There was a long-running gag on the sitcom Seinfeld that involved the fake film "Rochelle, Rochelle," subtitled "a young girl's strange, erotic journey from Milan to Minsk." If you're a follower of the Seinfeld show, you know that at one point of the series, "Rochelle, Rochelle" was turned into a stage musical starring Bette Midler. I relay this anecdote because I frequently thought of "Rochelle, Rochelle" while watching Will Pomerantz's production of Cole Porter's 1933 musical Nymph Errant at the Clurman Theatre. Using a revised libretto by Rob Urbinati from Romney Brent's original, Nymph Errant, a production of Prospect Theater Company, can just as easily be subtitled "A young girl's strange, erotic journey from Switzerland to Oxford."

By many accounts, the original 1933 libretto is basically unsuitable for production today, due at the very least to its quaintness, yet the score is Porter at his most sexually charged (which actually seems like it would fit right in today). He considered it his favorite—a tough feat considering how excellent his later works, namely Anything Goes and Kiss Me, Kate, are. Generally well-received in London upon its premiere (starring Gertrude Lawrence), the musical never made it to New York until the early 1980s, perhaps because it was too English, perhaps because of a fear that its daring nature—a musical about a liberated woman, with no romantic male lead in sight—would turn audiences off.

Urbinati keeps most of the original score—which features tunes including "Experiment," the bawdy "The Physician," and the particularly beautiful "It's Bad for Me"—rearranges it, and actually adds a few numbers (including "Red, Hot, and Blue," which was the title song from a different musical), which pads an already dense, already over-long show.
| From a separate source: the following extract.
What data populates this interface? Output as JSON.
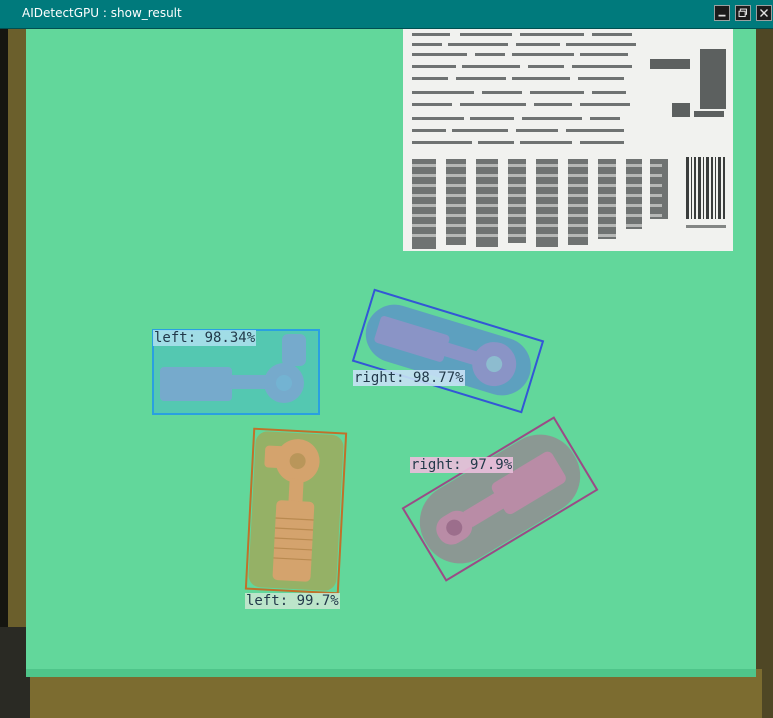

His adaptation still focuses on Eve (Jennifer Blood), newly graduated from her Swiss finishing school, who decides to explore the world, though this time it's to delay her marriage to her gardener suitor back home in England (Andrew Brewer). While traveling, Eve takes up—in one way or another—with a host of eccentric characters, from a German nudist to a sheik with a harem—before realizing that her heart belongs with Oliver in Oxford. (Of course, there's still the fact that all of the men Eve, whose libido steadily grows throughout, hooks up with have honorable intentions, even the nudist she finds groping her.)

I'm conflicted as to whether or not this revised script, well intentioned as it is, actually works. It revels in its stupidity, self-effacing joke after self-effacing joke, sacrificing inspired silliness for easy laughs, but it ends up falling flat. While Pomerantz has some clever directorial touches up his sleeve, the cast seems ill at ease with the material and on the stage. A looming, monolithic set piece—an unnecessary wall that resembles a piece of luggage with labels pasted on, designed by Brian Prather—takes up so much space that the playing area is minute, and there's no room to move without banging into a lighting instrument. What little choreography there is (also by Pomerantz) seems under-rehearsed.

It's hard to fault individual aspects of a production that just doesn't seem ready for prime time. There's no question that over the course of the run, the timing will pick up, the 10-member cast will find the laughs without pushing as far as they did, and the kinks will be ironed out. Some already have well-defined characters, like Amy Jo Jackson as a butch German lesbian named Berthe and Tony winner Cady Huffman as a variety of vamps. Blood, an earnest lead, has a very pretty voice and will no doubt grow more comfortable as the run continues.

Whitney Locher's costumes ingeniously solve a scene in a German nudist colony where everyone is supposed to be naked, and elements of Prather's set that involve tongue-and-cheek miniature models are delicious. Most notable, however, are the boffo orchestrations by Frederick Alden Terry played by a tight 5-member jazz band. Porter's great score is treated with the respect it deserves.